In these annual special events, New York Film Festival Director Kent Jones sits down with world-renowned filmmakers for in-depth talks about films from other directors that have influenced them, their discussion illustrated with film clips. In the first of two On Cinema events that the festival is pleased to present this year, Jones will talk with Martin Scorsese, whose epic crime drama The Irishman is this year’s highly anticipated opening event. Scorsese, known as much for his work as a film historian as for his unparalleled, decades-spanning cinematic career, will guide the audience through a selection of films that inspired this remarkable new work.

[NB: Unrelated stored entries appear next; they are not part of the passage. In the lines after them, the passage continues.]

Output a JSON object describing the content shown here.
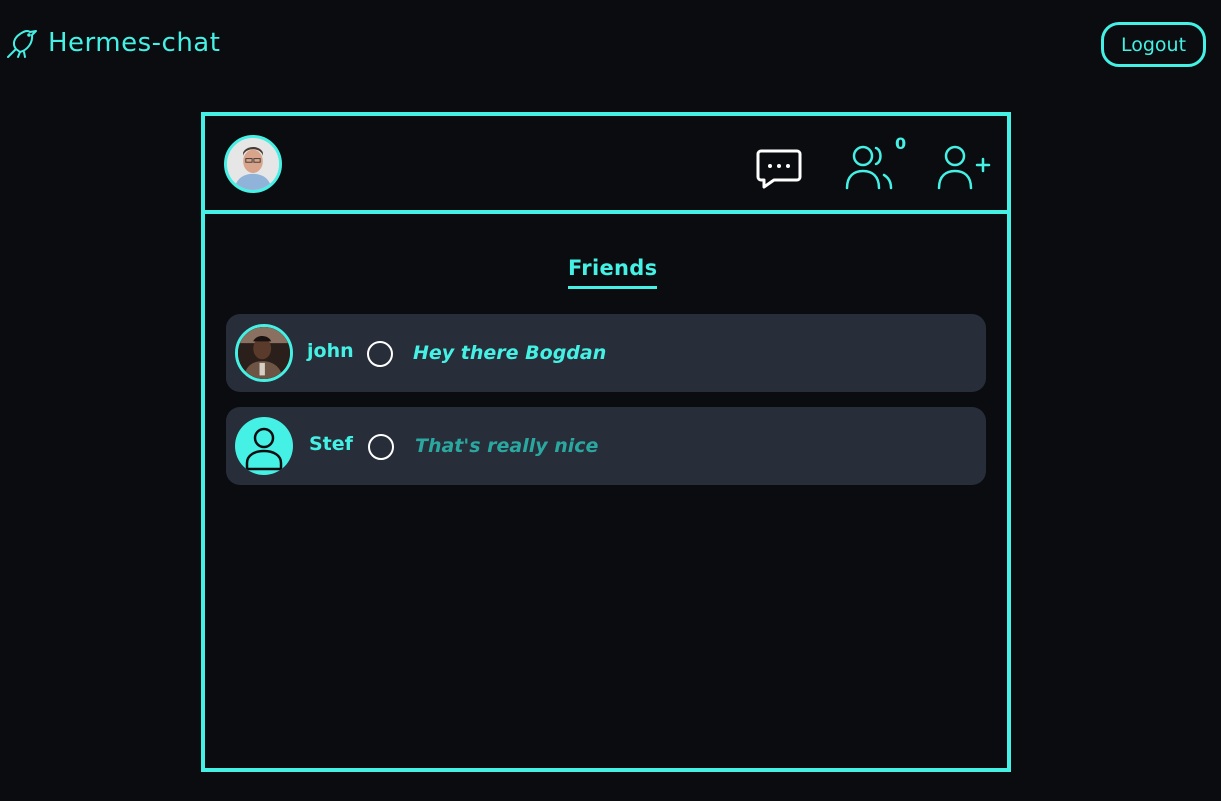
{
  "app": {
    "title": "Hermes-chat",
    "logout_label": "Logout"
  },
  "header": {
    "friend_requests_count": "0"
  },
  "tabs": {
    "friends_label": "Friends"
  },
  "friends": [
    {
      "name": "john",
      "last_message": "Hey there Bogdan",
      "avatar": "photo",
      "message_state": "unread"
    },
    {
      "name": "Stef",
      "last_message": "That's really nice",
      "avatar": "default-user-icon",
      "message_state": "read"
    }
  ],
  "colors": {
    "accent": "#44f1e4",
    "background": "#0a0c10",
    "row_background": "#282d3a",
    "read_message": "#2aa8a0"
  }
}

On Cinema: Pedro Almodóvar

Pedro Almodóvar at Film at Lincoln Center’s 50th Anniversary Gala. Photo by Mettie Ostrowski.

 

Among the world’s most beloved auteurs, Pedro Almodóvar has shown films at the New York Film Festival eleven times over the past four decades. This year’s selection is perhaps his most personal film yet: Pain and Glory, starring a Cannes Film Festival–awarded Antonio Banderas in the role of a director—essentially a surrogate Almodóvar figure—who has reached a creative block. As with all of his films, there is a deep wellspring of emotion in Pain and Glory, as well as a rich tapestry of allusions and references to a cinematic past, which this conversation will help elucidate.

Directors Dialogues
The Directors Dialogues are the New York Film Festival’s annual series of intimate conversations, in which a selection of filmmakers from this year’s festival sit down for special Q&As to discuss the ideas and the craft behind their buzzed about newest works. Participating directors include:

Bong Joon-ho

The South Korean filmmaker, whose unpredictable and diverse filmography has taken us from the gonzo monster movie The Host to the intense, bloody melodrama of Mother to the graphic novel action of Snowpiercer, has created perhaps his masterpiece with this year’s Palme d’Or–winner Parasite. Bong will discuss his spring-trap-loaded comedy-drama-thriller with a social conscience—so make sure you see it first to not spoil its many surprises.

Mati Diop

The French-Senegalese director made perhaps the year’s most talked-about debut feature with Atlantics, which earned her the Grand Prix at the Cannes Film Festival. Both ghost and love story, the film feels unlike any other, hypnotic and supernatural yet grounded in the realities of life as it’s experienced by those living in contemporary, working-class Dakar. Diop will be on hand to discuss how she negotiated these registers and how she constructed her singular film.